Nepal has only 2.1 physicians and 50 hospital beds for every 10,000 people, according to a 2011 World Health Organization report.

“The earthquake has exposed that Nepal’s best public hospital infrastructure has crumbled at a time when it should serve more people in a hurry,” said Sarvendra Moongla, a senior surgeon at Bir Hospital’s Trauma Centre in Kathmandu, which opened in February.

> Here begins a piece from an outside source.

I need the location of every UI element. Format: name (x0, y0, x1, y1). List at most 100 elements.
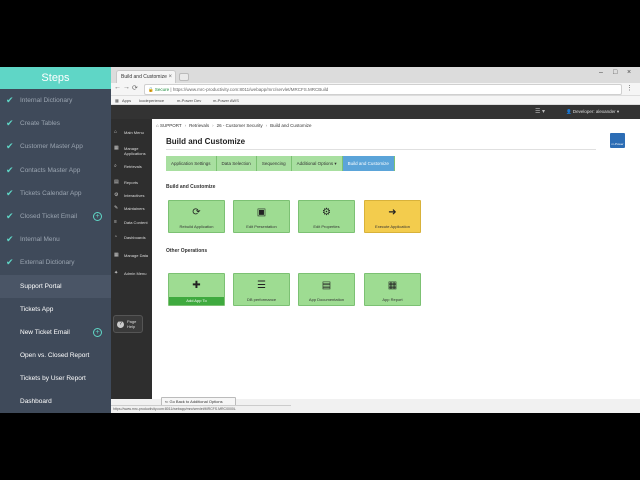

At the Tribhuvan University Teaching Hospital, bodies, including that of a boy aged about seven, were heaped in a dark room. The stench of death was overpowering.

Outside, a 30-year-old woman who had been widowed wailed: “Oh Lord, why did you take him alone? Take me along with him.”

Counting the cost

Rajiv Biswas, Asia Pacific chief economist at business research firm IHS, said long-term reconstruction costs in Nepal using proper building standards for an earthquake zone could be more than $5 billion, or around 20 percent of the country’s GDP.

“With housing construction standards in Nepal being extremely low … the impact of the earthquake has been devastating based on initial reports,” he said in an early analysis of the likely damage.

In crowded Kathmandu, many buildings were flattened or badly damaged.

Nepali army officer Santosh Nepal and a group of rescuers worked all night on Saturday to open a passage into a collapsed building in Kathmandu. They used pick axes because bulldozers could not get through the ancient city’s narrow streets.

Among the capital’s landmarks destroyed in the earthquake was the 60-metre (200-foot) Dharahara Tower, built in 1832 for the queen of Nepal.